Yesterday, Sparklehorse frontman Mark Linkous was found dead from a self-inflicted gunshot wound. Only two days earlier we found out that the band’s latest work, a collaboration with Danger Mouse and David Lynch called Dark Night of the Soul, finally cleared some legal hurdles that have kept the album out of fan hands for nearly a year. (I wrote about those legal hurdles back in May 2009.) According to a statement copied at Brooklyn Vegan, there’s a nearly-finished album for Anti- Records in the pipeline, so this might not be the last we see of this excellent, excellent band. I’ve considered Good Morning Spider a desert-island record for years now, and am quite sad to hear of Linkous’ passing.
Rest in peace.
1 March 2010
Berklee College of Music runs a music business journal which addresses the problems of our beloved industry with a little more academic vigor than most other outlets. Usually, I rely on them for some valued in-depth perspective on a lot of issues. But their coverage of the Live Nation / Ticketmaster merger is simply miserable.
The journal published two articles on the subject for their most recent issue. The first is a fairly straightforward pros-and-cons piece which, aside from only getting one opinion on either side, serves as a sufficient history piece. The second is a pro-merger take by someone who I can only assume is a student at Berklee, highlighting the purported efficiencies of the transaction.
The (entirely citation-free) piece offers only conclusory statements about the “efficiency” of a merger, and seems to be confusing a lot of the details of both the settlement and the industry. The author seems confused, for example, that no mention was made in the DoJ settlement of major record companies, as if the record industry’s role would have any bearing on a live-music merger. He predicts the end of service charges on tickets, with no evidence to support it. He suggests TicketsNow (a Ticketmaster affiliate) avoided antitrust investigation for their unsavory ticket resale practices, which is totally wrong. He says TM/LN will now finally have the market power to engage in pure price discrimination, but does not even mention how that might fall under the criminal liability of the Robinson-Patman Act. The author seems to also fundamentally misunderstand the nature of Live Nation, talent agencies, and a lot of the structure of the business, and adds this structurally imbalanced suggestion as to the impact on independent actors in the music industry:
But this is not the death of all things independent. To the contrary, independent segments of the industry will survive through strategic partnerships and consolidation.

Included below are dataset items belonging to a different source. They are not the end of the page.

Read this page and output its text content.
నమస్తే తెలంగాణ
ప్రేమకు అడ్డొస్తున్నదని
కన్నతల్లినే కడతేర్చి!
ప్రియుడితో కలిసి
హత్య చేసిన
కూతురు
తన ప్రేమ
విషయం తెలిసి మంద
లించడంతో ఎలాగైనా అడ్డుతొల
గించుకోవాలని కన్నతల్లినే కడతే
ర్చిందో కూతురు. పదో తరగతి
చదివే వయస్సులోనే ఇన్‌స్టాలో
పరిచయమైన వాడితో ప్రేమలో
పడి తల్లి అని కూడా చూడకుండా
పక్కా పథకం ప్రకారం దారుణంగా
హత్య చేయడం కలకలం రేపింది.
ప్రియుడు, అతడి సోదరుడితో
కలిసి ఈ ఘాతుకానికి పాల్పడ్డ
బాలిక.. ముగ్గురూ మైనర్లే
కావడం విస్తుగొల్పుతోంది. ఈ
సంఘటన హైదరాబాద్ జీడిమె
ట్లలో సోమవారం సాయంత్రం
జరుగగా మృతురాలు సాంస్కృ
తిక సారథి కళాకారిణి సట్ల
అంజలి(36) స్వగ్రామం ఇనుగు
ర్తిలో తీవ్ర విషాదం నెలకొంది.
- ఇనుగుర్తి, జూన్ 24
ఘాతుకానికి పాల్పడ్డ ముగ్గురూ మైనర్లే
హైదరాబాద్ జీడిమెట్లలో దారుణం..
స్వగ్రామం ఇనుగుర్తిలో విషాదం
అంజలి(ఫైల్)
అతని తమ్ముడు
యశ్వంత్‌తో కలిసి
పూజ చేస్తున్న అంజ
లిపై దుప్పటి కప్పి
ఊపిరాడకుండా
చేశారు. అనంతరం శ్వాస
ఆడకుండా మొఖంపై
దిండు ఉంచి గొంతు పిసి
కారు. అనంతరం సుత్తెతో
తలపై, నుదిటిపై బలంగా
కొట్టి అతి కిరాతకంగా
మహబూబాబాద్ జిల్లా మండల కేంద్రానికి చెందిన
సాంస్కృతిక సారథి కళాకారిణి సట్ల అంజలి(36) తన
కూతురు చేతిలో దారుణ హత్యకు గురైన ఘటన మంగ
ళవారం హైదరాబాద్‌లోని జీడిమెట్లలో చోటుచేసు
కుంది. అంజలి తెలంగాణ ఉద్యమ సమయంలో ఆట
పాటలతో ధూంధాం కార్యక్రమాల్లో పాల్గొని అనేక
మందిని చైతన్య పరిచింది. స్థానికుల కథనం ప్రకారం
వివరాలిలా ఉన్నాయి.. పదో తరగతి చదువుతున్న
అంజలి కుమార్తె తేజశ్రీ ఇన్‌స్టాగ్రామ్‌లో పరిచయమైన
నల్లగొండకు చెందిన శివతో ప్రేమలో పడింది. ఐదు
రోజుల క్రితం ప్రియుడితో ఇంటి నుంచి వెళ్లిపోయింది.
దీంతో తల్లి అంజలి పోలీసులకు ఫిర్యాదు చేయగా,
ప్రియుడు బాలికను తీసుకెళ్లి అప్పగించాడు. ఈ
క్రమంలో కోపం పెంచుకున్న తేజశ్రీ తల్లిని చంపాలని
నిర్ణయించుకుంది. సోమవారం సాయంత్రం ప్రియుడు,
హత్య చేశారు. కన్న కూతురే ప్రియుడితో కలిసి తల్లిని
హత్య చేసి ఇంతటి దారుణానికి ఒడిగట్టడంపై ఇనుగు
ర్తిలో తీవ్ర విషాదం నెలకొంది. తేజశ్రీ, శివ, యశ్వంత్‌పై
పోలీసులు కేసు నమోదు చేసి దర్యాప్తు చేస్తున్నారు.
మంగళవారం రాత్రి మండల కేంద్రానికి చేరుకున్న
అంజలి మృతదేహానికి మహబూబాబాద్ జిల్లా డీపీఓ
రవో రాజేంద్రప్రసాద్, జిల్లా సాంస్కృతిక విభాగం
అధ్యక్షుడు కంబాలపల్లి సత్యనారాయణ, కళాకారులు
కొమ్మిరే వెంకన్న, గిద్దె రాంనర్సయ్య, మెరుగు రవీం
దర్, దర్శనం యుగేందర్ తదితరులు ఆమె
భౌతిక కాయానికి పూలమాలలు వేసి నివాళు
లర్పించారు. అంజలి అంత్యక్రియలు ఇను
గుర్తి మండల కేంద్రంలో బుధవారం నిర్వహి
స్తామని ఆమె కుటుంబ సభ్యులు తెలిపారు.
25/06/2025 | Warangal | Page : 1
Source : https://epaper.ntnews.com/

So the solution for independent businesses is to consolidate, and thus no longer be independent?
There’s substantive issues to address here, but the article takes so many sharp turns I can’t do the merits any justice. (Paradoxically at the end the author supposes that “Live Nation Entertainment will suffer eventual divestiture at the hands of a Republican administration.” Don’t look for any reasoning to back up the assertion that Republicans, historically softer on antitrust, will feel compelled to split up Live Nation once they take power.) This was a tremendously disappointing read. As one of the only academic music business journals out there, I expected a hell of a lot more from Berklee.